En fait, tout se passe un peu comme si Warlikowski s’exprimait avec une certaine condescendance: du genre, je choisis une adaptation opérée à la hache par Wajdi Mouawad , je rajoute ce qui me plaît parce que j’en sens la nécessité personnelle, et que cela m’amuse; au passage ,je me livre à une sorte de petit exorcisme personnel, en choisisssant un acteur polonais pour incarner un émigré…polonais.
Et autrement dit: » si cela ne vous plait pas, tant pis pour vous et ne parlons pas de travail, moi, j’opère dans la sensibilité et cela dépend de votre degré de compréhension quant à ce que j’ai voulu faire; et c’est bien fait pour vous si vous n’êtes pas assez malin pour comprendre toute l’intelligence que j’ai pu y mettre.
Mouais, mouais, mouais…L’ennui en effet, c’est que cela ne fonctionne pas tout à fait- le public est peut-être fait de gens très différents mais ,c’est un des miracles du théâtre, il est loin, très loin même d’être bête et insensible, et avant-hier soir, il semblait n’être pas dupe ! La pièce de T. Williams , passée à la machine à laver Mouawad, ressort de là en charpie, et, mis à part les scènes entre les deux soeurs, et entre Blanche et Stanley, le scénario devient un prétexte à la création de belles images , ( dont certaines déjà vues dans (A)polonnia…).

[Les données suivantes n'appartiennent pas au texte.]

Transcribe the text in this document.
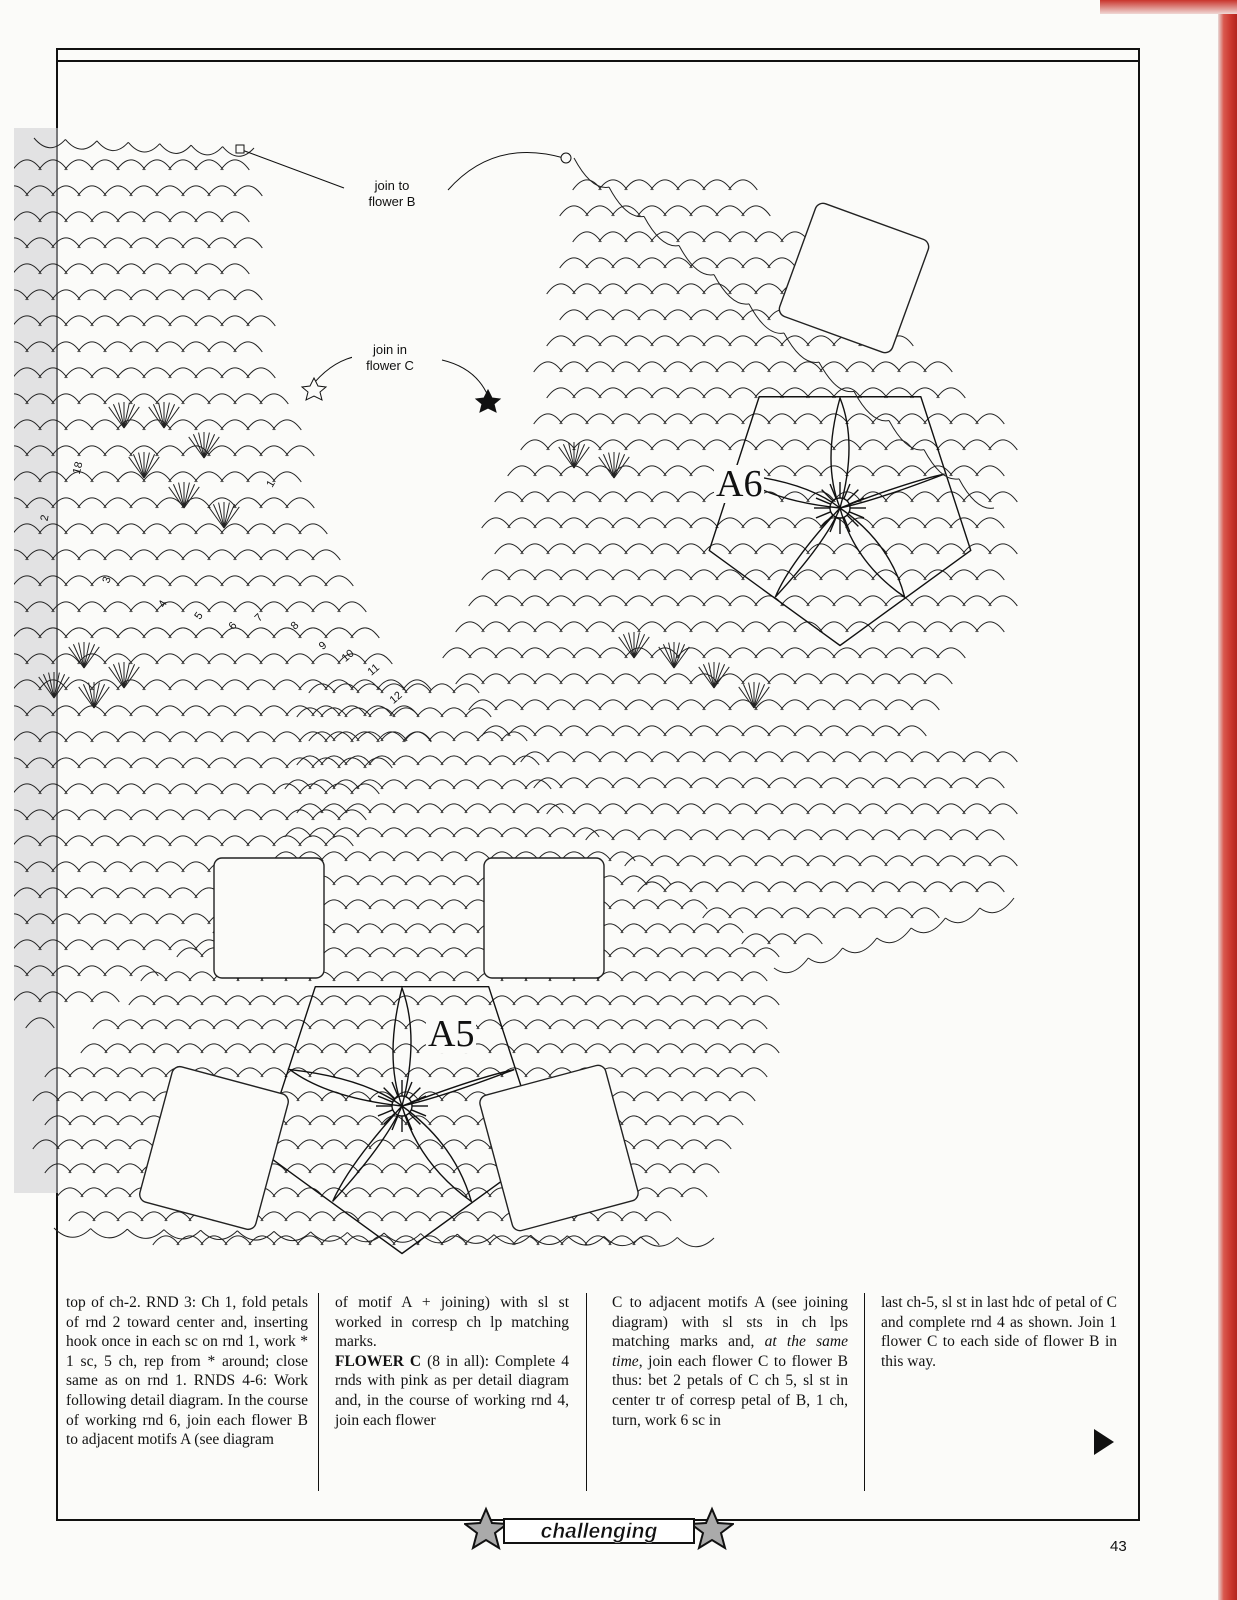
join to
flower B
join in
flower C
A6
A5
1
2
3
4
5
6
7
8
9
10
11
12
18

top of ch-2. RND 3: Ch 1, fold petals of rnd 2 toward center and, inserting hook once in each sc on rnd 1, work * 1 sc, 5 ch, rep from * around; close same as on rnd 1. RNDS 4-6: Work following detail diagram. In the course of working rnd 6, join each flower B to adjacent motifs A (see diagram

of motif A + joining) with sl st worked in corresp ch lp matching marks.
FLOWER C (8 in all): Complete 4 rnds with pink as per detail diagram and, in the course of working rnd 4, join each flower

C to adjacent motifs A (see joining diagram) with sl sts in ch lps matching marks and, at the same time, join each flower C to flower B thus: bet 2 petals of C ch 5, sl st in center tr of corresp petal of B, 1 ch, turn, work 6 sc in

last ch-5, sl st in last hdc of petal of C and complete rnd 4 as shown. Join 1 flower C to each side of flower B in this way.

challenging
43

Le temps parait donc longuet surtout vers la fin de ces deux heures quarante cinq, et bien rares sont les véritables moments d’émotion. Comme si, par delà la tombe, le cher Tennessee s’était un peu vengé du sort fait à sa pièce…. Mais c’est bien le metteur en scène qui a été chercher W. Mouawad! En fait, le système warlikowskien, malgré ses grandes qualités, semble un peu à bout de souffle! Le réalisateur polonais, devenu la véritable coqueluche des festivals occidentaux, devrait sans doute réviser une copie devenue quelque peu narcissique avec le temps…
Alors à voir? C’est selon: si vous avez envie d’aller voir Isabelle Huppert dans quelques scènes cultes du Tramway nommé Désir laissées par bonheur à peu près intactes, et si vous n’avez jamais vu de mise en scène de Warlikowski, cela pourrait être une occasion, sinon on n’est pas obligé d’être béat devant toute cette sophistication et ce raffinement lumineux et sonore, et l’on peut s’abstenir. Le public en tout cas n’avale pas tout ce que l’on veut, comme le croit sans doute naïvement le metteur en scène, et les rappels ont été du genre plutôt pingre… C’est peut-être une leçon qu’il devrait méditer.
L’équation: pièce ultra-connue surtout pour son adaptation au cinéma avec des acteurs culte (mais ici bien charcutée) +une comédienne-vedette de cinéma, et des comédiens solides + une scénographie un peu prétentieuse+ de la musique rock et des lumières sophistiquées… Cela ne fonctionne pas à tous les coups… même si c’est admirablement bien réalisé. Il y manque tout simplement un peu d’âme… » L’humilité est le contre-poison de l’orgueil « , disait déjà Voltaire, et cela vaut aussi pour le théâtre contemporain.
Philippe du Vignal
(1) Un tramway ,voir plus bas dans Le Théâtre du Blog.
Théâtre de l’Odéon jusqu’au 3 avril.